Dr. Ku challenged a team of ten Mechanical Engineering and Biomedical Engineering graduate students. They developed devices with valves, actuators, and computers, but he sent them back to the drawing board because each unit would cost around $200. He told them that they needed to design something that would help the poorest child in India, and be a “point of care” device that wouldn’t require a trip to a hospital or clinic. They did it. The new device is patent pending, so we can’t describe it in detail. I can tell you that it will provide a diagnosis within 30 minutes of testing at a fraction of the cost of their original design. It can be done anywhere, all over the world. Now, Georgia Tech MBA students are using it as a test case to develop a triple bottom line company for social entrepreneurship, factoring in profitability, and social and environmental good.

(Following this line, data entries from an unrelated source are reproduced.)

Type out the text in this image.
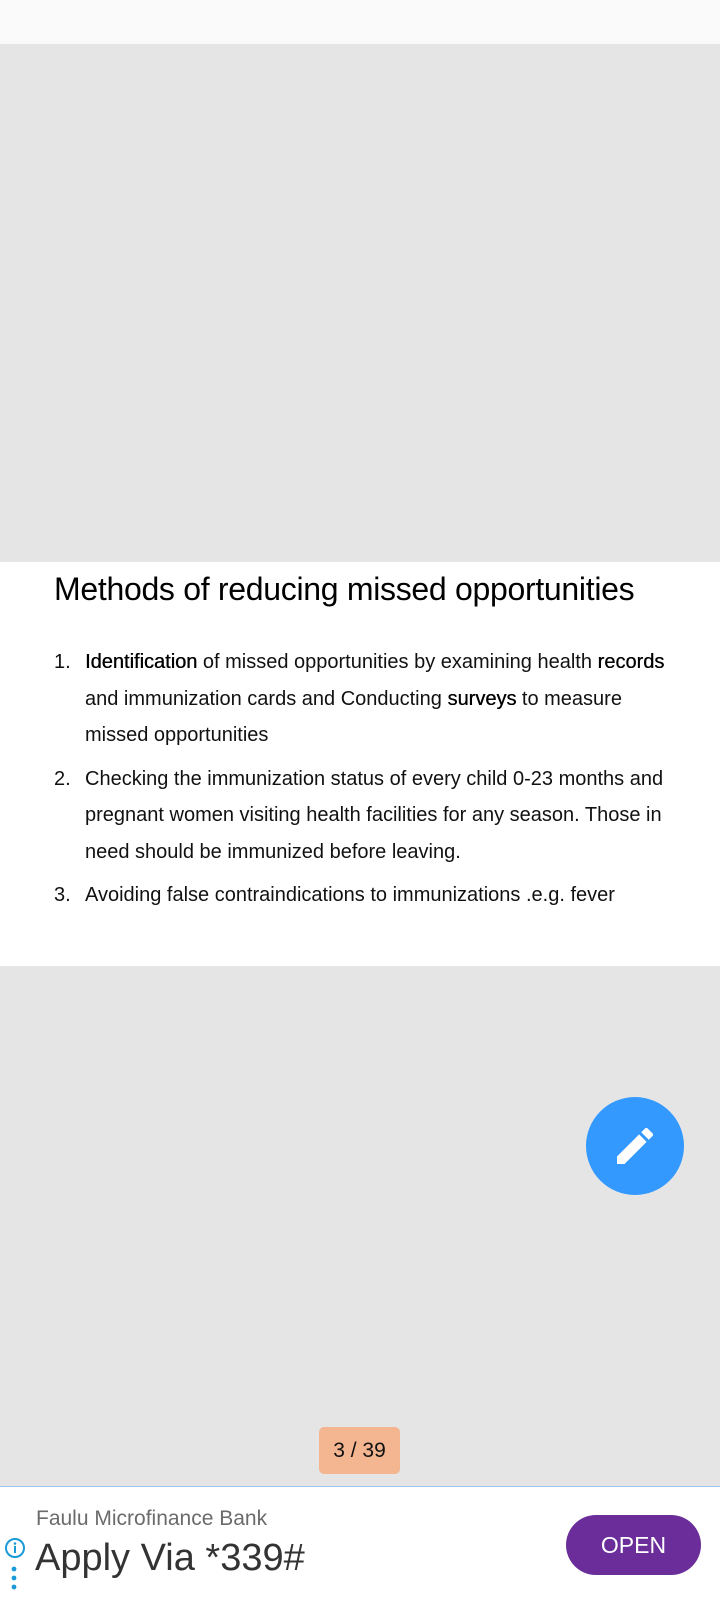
Methods of reducing missed opportunities
1. Identification of missed opportunities by examining health records and immunization cards and Conducting surveys to measure missed opportunities
2. Checking the immunization status of every child 0-23 months and pregnant women visiting health facilities for any season. Those in need should be immunized before leaving.
3. Avoiding false contraindications to immunizations .e.g. fever
3 / 39
Faulu Microfinance Bank
Apply Via *339#	OPEN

Because we had support to establish the chair for engineering entrepreneurship, we were able to have Dr. Ku as part of Tech’s faculty. Because we have Dr. Ku and people like him, we are able to attract the best and the brightest students. Because we have the best and the brightest students, working together, they have created a device that has the potential to help save more lives than any other medical device in the world.
Those are just some of the possibilities before us. At Georgia Tech, we’re in the business of investing in futures. In addition, we’re designing the future. It’s part of fulfilling our mission to be leaders in improving the human condition in Georgia, the U.S., and around the globe.
Thank you for inviting me to share about Georgia Tech with you today.